Eric Moses Gurevitch is an assistant professor of the history of technology in the Department of the History of Science at Harvard University.
Gurevitch’s research explores the histories of science, technology, and medicine in the medieval and early modern periods, with a focus on South Asia and the Indian Ocean. It narrates a global history in which unexpected voices, practices, and events come to stand alongside standard narratives.
Gurevitch’s first monograph, under contract with the University of Chicago Press, is titled Everyday Sciences: Practical Knowledge and Knowledgeable Practice in South Asia. The book documents the rise of vernacular sciences in precolonial South Asia and explores how people turned to writing to describe practices such as predicting the weather, assaying gold, and healing poisons. It will be published simultaneously in South Asia through Permanent Black Press.
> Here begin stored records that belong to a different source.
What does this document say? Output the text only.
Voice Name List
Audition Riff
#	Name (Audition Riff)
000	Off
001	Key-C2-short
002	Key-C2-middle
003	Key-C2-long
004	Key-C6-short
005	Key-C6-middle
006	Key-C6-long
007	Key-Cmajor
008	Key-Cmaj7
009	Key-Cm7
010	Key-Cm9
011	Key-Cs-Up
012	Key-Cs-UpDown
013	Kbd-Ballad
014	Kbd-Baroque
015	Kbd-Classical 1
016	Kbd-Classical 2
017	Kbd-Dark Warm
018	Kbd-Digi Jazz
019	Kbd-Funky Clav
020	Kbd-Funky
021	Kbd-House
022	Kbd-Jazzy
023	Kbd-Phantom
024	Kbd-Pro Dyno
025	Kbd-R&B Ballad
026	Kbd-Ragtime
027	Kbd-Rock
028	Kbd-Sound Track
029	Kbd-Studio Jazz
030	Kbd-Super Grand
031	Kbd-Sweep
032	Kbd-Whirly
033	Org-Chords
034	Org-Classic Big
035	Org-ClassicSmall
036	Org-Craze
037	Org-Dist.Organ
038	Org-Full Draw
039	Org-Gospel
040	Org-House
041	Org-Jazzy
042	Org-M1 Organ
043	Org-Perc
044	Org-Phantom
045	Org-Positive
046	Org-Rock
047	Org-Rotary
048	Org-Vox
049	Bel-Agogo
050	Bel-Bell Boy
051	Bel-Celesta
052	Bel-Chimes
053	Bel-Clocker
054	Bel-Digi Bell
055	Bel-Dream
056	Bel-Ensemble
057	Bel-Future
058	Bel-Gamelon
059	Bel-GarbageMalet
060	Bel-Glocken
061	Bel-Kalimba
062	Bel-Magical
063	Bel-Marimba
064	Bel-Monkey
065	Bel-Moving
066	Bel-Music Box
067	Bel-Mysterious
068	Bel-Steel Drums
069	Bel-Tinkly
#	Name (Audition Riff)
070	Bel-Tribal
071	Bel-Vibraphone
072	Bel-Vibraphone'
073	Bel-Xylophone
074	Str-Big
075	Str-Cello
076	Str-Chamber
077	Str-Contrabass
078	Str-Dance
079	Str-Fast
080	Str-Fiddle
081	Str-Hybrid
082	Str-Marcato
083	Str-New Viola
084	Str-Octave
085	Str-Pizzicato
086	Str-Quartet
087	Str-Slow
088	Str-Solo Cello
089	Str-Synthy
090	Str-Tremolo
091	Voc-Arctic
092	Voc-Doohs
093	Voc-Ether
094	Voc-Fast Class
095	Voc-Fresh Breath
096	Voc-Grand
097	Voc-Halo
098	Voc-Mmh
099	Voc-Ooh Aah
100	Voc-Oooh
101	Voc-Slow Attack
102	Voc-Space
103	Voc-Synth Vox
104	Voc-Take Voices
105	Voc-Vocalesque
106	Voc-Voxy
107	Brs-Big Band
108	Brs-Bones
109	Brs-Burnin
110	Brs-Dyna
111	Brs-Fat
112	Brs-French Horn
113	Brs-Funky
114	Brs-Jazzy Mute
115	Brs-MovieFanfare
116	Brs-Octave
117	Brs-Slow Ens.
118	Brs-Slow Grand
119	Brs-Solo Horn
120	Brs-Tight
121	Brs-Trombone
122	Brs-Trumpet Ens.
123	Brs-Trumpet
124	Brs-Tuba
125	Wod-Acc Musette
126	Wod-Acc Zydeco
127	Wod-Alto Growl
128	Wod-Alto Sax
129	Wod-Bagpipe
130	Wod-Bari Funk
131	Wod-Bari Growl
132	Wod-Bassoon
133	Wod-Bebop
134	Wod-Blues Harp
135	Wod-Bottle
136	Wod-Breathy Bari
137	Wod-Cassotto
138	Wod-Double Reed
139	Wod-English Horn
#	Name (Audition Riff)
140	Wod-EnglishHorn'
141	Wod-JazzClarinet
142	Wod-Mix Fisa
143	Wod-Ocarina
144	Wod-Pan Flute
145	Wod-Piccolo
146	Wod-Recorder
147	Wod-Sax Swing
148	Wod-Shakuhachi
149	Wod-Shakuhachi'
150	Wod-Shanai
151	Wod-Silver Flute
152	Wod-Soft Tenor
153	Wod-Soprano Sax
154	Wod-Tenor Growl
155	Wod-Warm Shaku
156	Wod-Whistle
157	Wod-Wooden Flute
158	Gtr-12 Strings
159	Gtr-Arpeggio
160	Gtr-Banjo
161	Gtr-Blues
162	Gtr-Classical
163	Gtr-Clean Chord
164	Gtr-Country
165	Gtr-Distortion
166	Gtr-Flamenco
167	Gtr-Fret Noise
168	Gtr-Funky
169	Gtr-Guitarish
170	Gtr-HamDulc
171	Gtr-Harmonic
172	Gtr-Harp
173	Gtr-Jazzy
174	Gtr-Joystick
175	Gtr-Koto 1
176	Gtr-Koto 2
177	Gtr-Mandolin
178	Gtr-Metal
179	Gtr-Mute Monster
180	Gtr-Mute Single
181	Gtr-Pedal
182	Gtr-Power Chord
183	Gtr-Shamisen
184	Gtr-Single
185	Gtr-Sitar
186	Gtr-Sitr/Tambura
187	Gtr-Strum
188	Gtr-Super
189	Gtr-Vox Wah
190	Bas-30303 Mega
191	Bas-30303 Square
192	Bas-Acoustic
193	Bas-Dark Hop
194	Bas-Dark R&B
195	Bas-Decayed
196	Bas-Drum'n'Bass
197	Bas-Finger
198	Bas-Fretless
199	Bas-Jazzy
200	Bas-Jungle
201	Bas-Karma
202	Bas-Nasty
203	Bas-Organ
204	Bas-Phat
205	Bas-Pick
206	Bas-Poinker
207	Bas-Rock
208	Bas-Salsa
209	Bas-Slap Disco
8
His second monograph-length project explores the literate and numerate practices of artisans and other people from caste-oppressed communities. The project brings together questions of craft, technology, and caste to tell an intellectual history that extends beyond the history of intellectuals.
At Harvard, Gurevitch teaches courses in the cultural history of technology and the global history of science. He sponsors the Early Sciences Working Group, a forum that brings together scholars from across disciplines working on the premodern period.
Gurevitch received a PhD from the University of Chicago conferred jointly by the Department of South Asian Languages & Civilizations and the Committee on the Conceptual & Historical Studies of Science. His dissertation was awarded the DK Award for the Outstanding Doctoral Thesis on Sanskrit from the International Association of Sanskrit Studies; the Dissertation Prize from the Division of History of Science and Technology of the International Congress of History of Science and Technology; the Dissertation Award on the Formation of Knowledge from the University of Chicago; and the Mohini Jain Presidential Chair in Jain Studies Best Dissertation Award from the Department of Religious Studies at the University of California, Davis. Subsequently, he was a National Endowment for the Humanities Postdoctoral Fellow at Vanderbilt University, where he was selected as Vanderbilt's Postdoctoral Fellow of the Year.